Here’s just a short list of very common diet myths to get you thinking…
Potatoes, bread, pasta and rice are fattening. Avoiding these will make me lose weight.
Bad quality carbohydrates will make you put on weight. By bad, I mean the highly processed types, with loads of added fat, salt, sugar. High fibre carbohydrates, such as brown rice, wholemeal/wholegrain bread, potatoes, wholewheat pasta are essential for your health. The poor old carbohydrate – a staple nutrient for thousands of years. Often, it is what we add to the carbs which make it the culprit, such as fried potatoes for chips, or creamy sauces with pasta. Ultimately, it is an excess of calories that will make you gain weight, not only the source of the calories. Take for instance the most avoided source of carbohydrate – potato. Potatoes do have a high GI, but to put this into perspective, GI alone does not indicate nutritional quality (i.e. ice-cream is low GI). Potatoes are packed with B group vitamins and fibre, and a single potato contains just 20g of carbohydrates – this is less than ½ a cup of rice or pasta!
Don’t be fooled by the label: “Fat-free, sugar-free, and all-natural” labels
This sounds healthier. And if you choose foods with these labels hoping that they are the healthier option, I don’t blame you. There are 2 issues with these labels: they either fail to mention what each of these ingredients is replaced with, or they use the food industry use these terms mostly as a marketing strategy.
1. Sugar-fat seesaw: How to do they manage to keep the flavor that keeps us going back for more? They use a tasty alternative option. ‘Low fat’ foods are often higher in sugar (take muesli bars and fruit yoghurt), or low sugar foods are high in fat (low sugar chocolate anyone?). We need to read the nutrition information panel to make informed decisions, and as a quick tip, ingredients are listed in the order from most to least. So if you decide to eat a low fat fruit yoghurt, and sugar is listed before fruit, consider a different option.
2. Marketing: lollies are made from sugar, so why say low fat is fat was never an ingredient anyway? And ‘all-natural’ might be made from natural ingredients, but can sometimes still include large amounts of sugar, fat, and additives. Again, read the label.
Fruit contains fructose so should be avoided.
Fructose, i.e. fruit sugar, is NOT toxic. Many anti-sugar campaigns put all sources of sugar in the same basket- this is not a reliable approach. One of the richest sources of fructose in the diet is fresh fruit. Decades of research and centuries of consumption indicate that a couple of pieces of fruit per day will do no harm whatsoever. And fruit contains plenty of fibre and key nutrients, a superfood you could not afford to remove from the diet.
Coffee and tea are dehydrating.
FALSE. These are the most popular beverages consumed around the world. Yes, caffeine is dehydrating, but as long as you don’t overdo the number of cups of coffee or tea you drink per day (sticking to less than 3 cups per day, or less than 500mg caffeine), the amount of water you will drink from these will ultimately leave you more hydrated.

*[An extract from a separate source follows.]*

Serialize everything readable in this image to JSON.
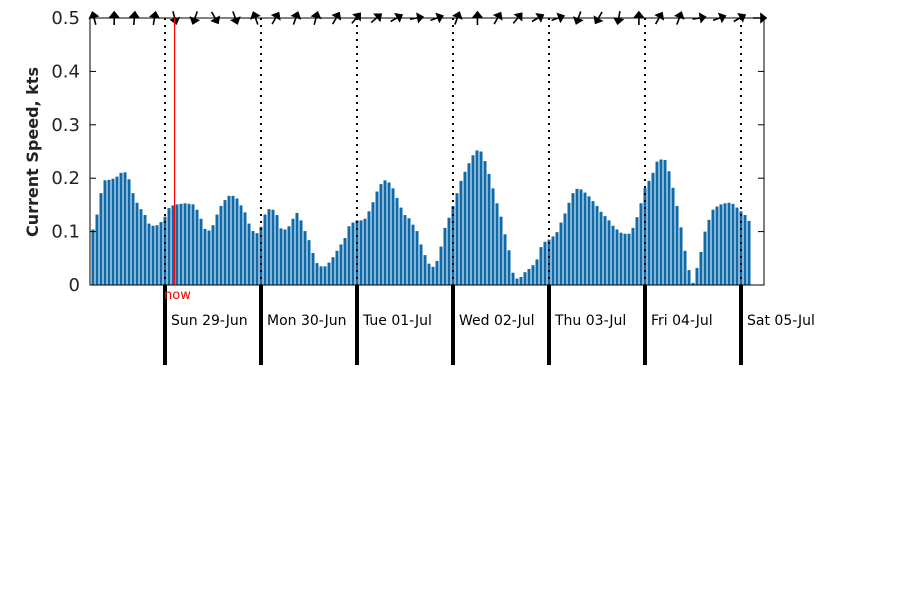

Decaffeinated is a good alternative if you are worried about the number of cups you are drinking.
Skipping breakfast helps you lose weight
FALSE. You need to break the 8-12 hour fast during the night. Your body needs more fuel to keep it working at its optimum. Putting off breakfast for a few hours, or skipping breakfast altogether, slows down your metabolic rate and may ultimately lead to long-term weight gain. Recent research supports eating breakfast as a must, showing that people lost twice as much body fat when they consumed half their daily calories at breakfast (a wholesome breakfast). People are also more likely to make healthier decisions and snack less impulsively during the day. Try wholegrain cereals or muesli with fruit and milk/yoghurt, or wholegrain/wholemeal toast with eggs, reduced fat cheese, or baked beans.

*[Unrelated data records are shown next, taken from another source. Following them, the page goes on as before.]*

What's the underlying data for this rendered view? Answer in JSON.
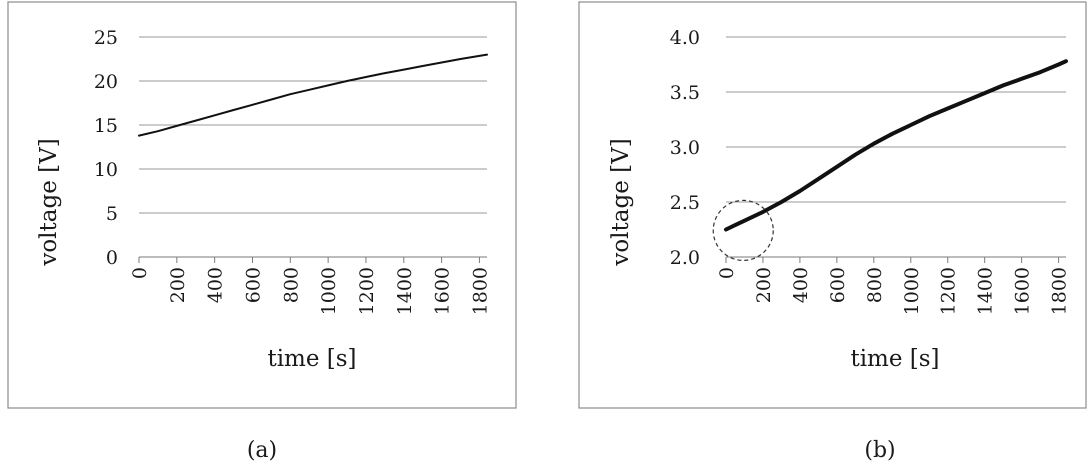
{
  "chart_data": [
    {
      "type": "line",
      "caption": "(a)",
      "xlabel": "time [s]",
      "ylabel": "voltage [V]",
      "xlim": [
        0,
        1840
      ],
      "ylim": [
        0,
        25
      ],
      "x_ticks": [
        0,
        200,
        400,
        600,
        800,
        1000,
        1200,
        1400,
        1600,
        1800
      ],
      "x_tick_labels": [
        "0",
        "200",
        "400",
        "600",
        "800",
        "1000",
        "1200",
        "1400",
        "1600",
        "1800"
      ],
      "y_ticks": [
        0,
        5,
        10,
        15,
        20,
        25
      ],
      "y_tick_labels": [
        "0",
        "5",
        "10",
        "15",
        "20",
        "25"
      ],
      "grid": "horizontal",
      "series": [
        {
          "x": [
            0,
            100,
            200,
            300,
            400,
            500,
            600,
            700,
            800,
            900,
            1000,
            1100,
            1200,
            1300,
            1400,
            1500,
            1600,
            1700,
            1800,
            1840
          ],
          "y": [
            13.8,
            14.3,
            14.9,
            15.5,
            16.1,
            16.7,
            17.3,
            17.9,
            18.5,
            19.0,
            19.5,
            20.0,
            20.45,
            20.9,
            21.3,
            21.7,
            22.1,
            22.5,
            22.85,
            23.0
          ]
        }
      ]
    },
    {
      "type": "line",
      "caption": "(b)",
      "xlabel": "time [s]",
      "ylabel": "voltage [V]",
      "xlim": [
        0,
        1840
      ],
      "ylim": [
        2.0,
        4.0
      ],
      "x_ticks": [
        0,
        200,
        400,
        600,
        800,
        1000,
        1200,
        1400,
        1600,
        1800
      ],
      "x_tick_labels": [
        "0",
        "200",
        "400",
        "600",
        "800",
        "1000",
        "1200",
        "1400",
        "1600",
        "1800"
      ],
      "y_ticks": [
        2.0,
        2.5,
        3.0,
        3.5,
        4.0
      ],
      "y_tick_labels": [
        "2.0",
        "2.5",
        "3.0",
        "3.5",
        "4.0"
      ],
      "grid": "horizontal",
      "annotation": {
        "shape": "dashed-circle",
        "center": [
          50,
          2.26
        ]
      },
      "series": [
        {
          "x": [
            0,
            50,
            100,
            200,
            300,
            400,
            500,
            600,
            700,
            800,
            900,
            1000,
            1100,
            1200,
            1300,
            1400,
            1500,
            1600,
            1700,
            1800,
            1840
          ],
          "y": [
            2.25,
            2.29,
            2.33,
            2.41,
            2.5,
            2.6,
            2.71,
            2.82,
            2.93,
            3.03,
            3.12,
            3.2,
            3.28,
            3.35,
            3.42,
            3.49,
            3.56,
            3.62,
            3.68,
            3.75,
            3.78
          ]
        }
      ]
    }
  ]
}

Eggs are bad for you, especially if you already have high cholesterol or diabetes
Eggs do contain cholesterol in the yolks – 211mg per 60g egg (a large egg). And cholesterol is the substance that build up in your arteries and can increase your risk of heart disease. BUT, the Heart Foundation recommends the consumption of up to 6 eggs per week to be included as part of a healthy balanced diet that is low in saturated fat, without adversely affecting cardiovascular disease outcomes. The cholesterol in eggs does not have a huge impact on raising blood cholesterol, as the body compensates by producing less of its own.

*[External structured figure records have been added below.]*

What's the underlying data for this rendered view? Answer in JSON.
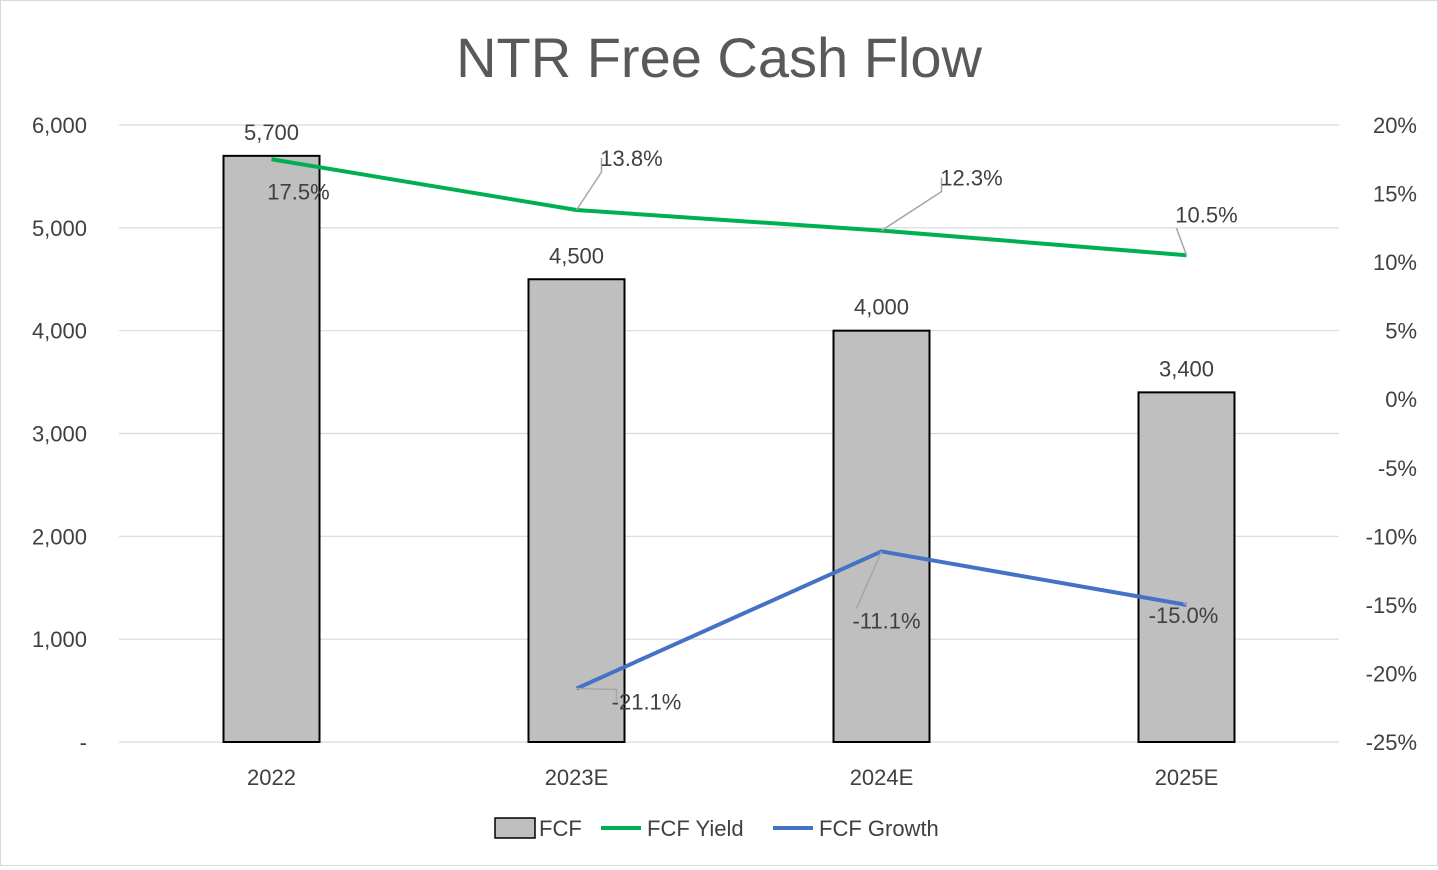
{
  "chart_data": {
    "type": "bar",
    "title": "NTR Free Cash Flow",
    "categories": [
      "2022",
      "2023E",
      "2024E",
      "2025E"
    ],
    "series": [
      {
        "name": "FCF",
        "type": "bar",
        "axis": "left",
        "values": [
          5700,
          4500,
          4000,
          3400
        ],
        "data_labels": [
          "5,700",
          "4,500",
          "4,000",
          "3,400"
        ]
      },
      {
        "name": "FCF Yield",
        "type": "line",
        "axis": "right",
        "values": [
          17.5,
          13.8,
          12.3,
          10.5
        ],
        "data_labels": [
          "17.5%",
          "13.8%",
          "12.3%",
          "10.5%"
        ]
      },
      {
        "name": "FCF Growth",
        "type": "line",
        "axis": "right",
        "values": [
          null,
          -21.1,
          -11.1,
          -15.0
        ],
        "data_labels": [
          null,
          "-21.1%",
          "-11.1%",
          "-15.0%"
        ]
      }
    ],
    "y_left": {
      "ylim": [
        0,
        6000
      ],
      "ticks": [
        0,
        1000,
        2000,
        3000,
        4000,
        5000,
        6000
      ],
      "tick_labels": [
        "-",
        "1,000",
        "2,000",
        "3,000",
        "4,000",
        "5,000",
        "6,000"
      ]
    },
    "y_right": {
      "ylim": [
        -25,
        20
      ],
      "ticks": [
        -25,
        -20,
        -15,
        -10,
        -5,
        0,
        5,
        10,
        15,
        20
      ],
      "tick_labels": [
        "-25%",
        "-20%",
        "-15%",
        "-10%",
        "-5%",
        "0%",
        "5%",
        "10%",
        "15%",
        "20%"
      ]
    },
    "xlabel": "",
    "ylabel": "",
    "grid": true,
    "legend_position": "bottom",
    "colors": {
      "bar_fill": "#bfbfbf",
      "bar_stroke": "#000000",
      "yield_line": "#00b050",
      "growth_line": "#4472c4",
      "grid": "#d9d9d9",
      "text": "#404040",
      "title": "#595959"
    }
  }
}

What does increase your blood cholesterol levels more than dietary cholesterol and increases the risk of heart disease are saturated fats and trans fats which are found in foods such as commercial sweets, butter, deep fried takeaway, processed meats and coconut and palm oil. Eggs contribute a tiny 1.5g saturated fat and zero trans fats to the diet, making them an excellent snack or addition to a main meal. They carry the Heart Foundation tick.
Myths continue to appear daily and this list can turn into a book. To get the facts, you need to speak to an Accredited Practising Dietitian.